A decade of slavery and tax avoidance into the bargain

An enslaved Filipino maid in the United States is in a better position than a journalist in Cairo when it comes to litigation against a US based company in Egypt

Abdul Ghani Mahfouz
11 July 2012

On May 16 a major anti-corruption watchdog reported that the Middle-East Thomson Reuters Office in downtown Cairo has been under investigation for tax avoidance. The issue poses a moral as well as business dilemma for the media giant that bills itself as the world's leading source of intelligent information for businesses and professionals.

The irony of the situation is that the Company and Thomson family sponsor charity institutions such as Thomson Reuters Foundation and its affiliate TrustLaw, and contribute heavily to charity works in Canada and elsewhere. Is it clever then to cheat the Egyptians - of whom 40 percent live under the poverty line - out of their money and use it to train young journalists or help a psychiatric centre in Toronto? The wealth of Mr Thomson and family, $23bn, is almost double Egypt's foreign currency reserves. It is worth having a look at the CSR policies of the Company.

Reuters used a troop of editors in its offices in Cairo for more than ten years in circumstances tantamount to slavery. These people who worked as translators from English to Arabic in the only Arabic Service of the news agency, previously owned by the British, were deprived of their rights. No social insurance, no healthcare, not even recognition that they work for the place. They were denied replies to the emails they sent to the administration. Furthermore, they only received a small fraction of their contracted colleagues’ salaries, a closed circle of relatives and acquaintances.  

They worked for eight hours a day non-stop except for a tea break for five days a week. At the end of the month they queued up in front of a trusted employee to receive their pay envelopes like the daily labour who throng the popular cafés in the outskirts of Cairo.

Any sign of discontent and the editor was sent packing at once. The Service has always been headed up by a kind of family business where friends, relatives, and cronies can get in, out and in again at any time and with every privilege. Out of this huge pool, some people are singled out and given contracts and good salaries, not based on efficiency but on good relationships with the corrupt senior editors.

The campaign in the US press against Arif Al-Ali, the UAE naval officer who was accused last year in the United States of enslaving his Filipino maid Elizabeth Cabitla Ballesteros, led to the guy standing accused of human trafficking. But Ballestros in the States is in a better position than a journalist in Cairo when it comes to litigation against a US based company in Egypt.  The daily practice of Reuters in Cairo has never been picked up simply because the laws are routinely manipulated by lawyers on behalf of employers.
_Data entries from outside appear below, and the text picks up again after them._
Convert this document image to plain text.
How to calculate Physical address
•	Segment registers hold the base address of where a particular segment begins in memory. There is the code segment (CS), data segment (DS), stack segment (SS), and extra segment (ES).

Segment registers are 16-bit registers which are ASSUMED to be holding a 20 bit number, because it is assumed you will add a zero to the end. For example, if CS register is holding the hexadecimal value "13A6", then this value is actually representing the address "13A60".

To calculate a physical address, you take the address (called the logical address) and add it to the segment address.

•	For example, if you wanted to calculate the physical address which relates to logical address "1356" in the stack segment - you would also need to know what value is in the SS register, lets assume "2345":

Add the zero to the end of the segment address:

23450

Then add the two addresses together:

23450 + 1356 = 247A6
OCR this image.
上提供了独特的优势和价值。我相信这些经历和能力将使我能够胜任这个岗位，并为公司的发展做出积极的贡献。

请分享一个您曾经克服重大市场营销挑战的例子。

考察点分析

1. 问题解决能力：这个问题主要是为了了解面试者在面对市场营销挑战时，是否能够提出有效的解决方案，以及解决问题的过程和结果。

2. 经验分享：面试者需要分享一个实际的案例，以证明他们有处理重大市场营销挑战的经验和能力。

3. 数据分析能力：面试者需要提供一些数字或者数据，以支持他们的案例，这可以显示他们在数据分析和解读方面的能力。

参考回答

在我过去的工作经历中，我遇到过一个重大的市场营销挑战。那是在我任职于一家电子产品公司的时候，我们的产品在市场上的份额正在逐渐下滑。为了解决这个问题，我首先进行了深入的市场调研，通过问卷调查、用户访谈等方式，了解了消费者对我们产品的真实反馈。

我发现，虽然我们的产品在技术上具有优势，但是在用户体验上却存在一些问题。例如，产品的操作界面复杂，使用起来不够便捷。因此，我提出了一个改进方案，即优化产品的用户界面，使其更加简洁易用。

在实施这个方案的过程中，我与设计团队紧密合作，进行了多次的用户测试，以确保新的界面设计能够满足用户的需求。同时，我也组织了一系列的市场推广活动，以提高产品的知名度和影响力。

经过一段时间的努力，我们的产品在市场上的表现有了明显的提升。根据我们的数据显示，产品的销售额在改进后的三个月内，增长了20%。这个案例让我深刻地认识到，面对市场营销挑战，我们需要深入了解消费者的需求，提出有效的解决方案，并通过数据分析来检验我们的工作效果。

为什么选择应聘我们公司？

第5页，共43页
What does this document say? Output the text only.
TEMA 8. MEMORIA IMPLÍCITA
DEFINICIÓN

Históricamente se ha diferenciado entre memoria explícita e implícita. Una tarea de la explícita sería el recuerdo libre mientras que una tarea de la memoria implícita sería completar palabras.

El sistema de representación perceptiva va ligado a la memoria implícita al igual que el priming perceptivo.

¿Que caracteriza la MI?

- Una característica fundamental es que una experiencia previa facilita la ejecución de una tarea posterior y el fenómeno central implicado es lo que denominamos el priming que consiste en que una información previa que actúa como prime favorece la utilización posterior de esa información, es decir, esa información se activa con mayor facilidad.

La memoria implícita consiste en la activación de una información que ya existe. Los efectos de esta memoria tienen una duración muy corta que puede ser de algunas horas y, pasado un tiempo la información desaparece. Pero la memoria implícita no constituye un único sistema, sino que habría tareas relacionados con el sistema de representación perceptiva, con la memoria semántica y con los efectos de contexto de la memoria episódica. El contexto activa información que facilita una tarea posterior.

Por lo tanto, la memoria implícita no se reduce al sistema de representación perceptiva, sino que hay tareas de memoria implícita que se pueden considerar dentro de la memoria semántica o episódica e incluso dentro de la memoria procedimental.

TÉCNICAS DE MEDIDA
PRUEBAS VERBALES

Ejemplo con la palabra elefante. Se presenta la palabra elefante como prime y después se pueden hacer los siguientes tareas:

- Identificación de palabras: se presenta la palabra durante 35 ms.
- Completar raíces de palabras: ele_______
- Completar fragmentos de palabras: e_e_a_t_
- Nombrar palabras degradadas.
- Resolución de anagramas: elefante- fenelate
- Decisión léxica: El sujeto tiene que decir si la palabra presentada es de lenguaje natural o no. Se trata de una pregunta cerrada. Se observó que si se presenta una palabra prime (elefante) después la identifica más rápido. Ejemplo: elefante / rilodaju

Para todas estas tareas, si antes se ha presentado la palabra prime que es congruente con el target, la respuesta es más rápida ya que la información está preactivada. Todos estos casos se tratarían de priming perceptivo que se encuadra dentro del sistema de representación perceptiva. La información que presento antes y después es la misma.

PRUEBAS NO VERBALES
The Labour Law enacted by President Hosny Mubarak strongly favours the businessmen who formed the mainstay of his rule. Things are likely to take a long time to change in the direction of a fair balance of employee-employer interests.   

Reuters, like other corrupt businesses in the circle of Mubarak and family, also found it convenient to shed some of its essential responsibilities toward the state and society. Reuters should have deducted a certain percentage of the salaries of its employees as an income tax to be relayed to the tax authorities. But instead, since employees have no formal existence or documents, it simply gave them small untaxed salaries disregarding the state coffers.

But the investigation into tax avoidance is not in itself enough. There must be a full investigation into the full details of enslaving people by a major western multinational corporation. Media advocacy and human rights organizations have to be outspoken on such cases on a par with the attention they devote to journalists persecuted or imprisoned.  

It’s almost incredible to me that my case against Reuters, credited with transforming the Cairo Office, was the first to be brought against the company. I was forced to submit my resignation on 22 February 2010 after 6 years and 11 months - despite the absence of a contract - simply because I demanded an end to corruption and corrupt practices. I asked the Company twice to conduct an investigation into the circumstances of my forced resignation, but all was in vain. 

When I began to sue the Company everything was suddenly transformed, which simply means that Thomson Reuters was heavily dependent on the generosity - or rather the corruption - of their hosts on one side and the subdued reaction of their victims on the other.

However, more than ten years of exploitation and tax avoidance can hardly be forgiven.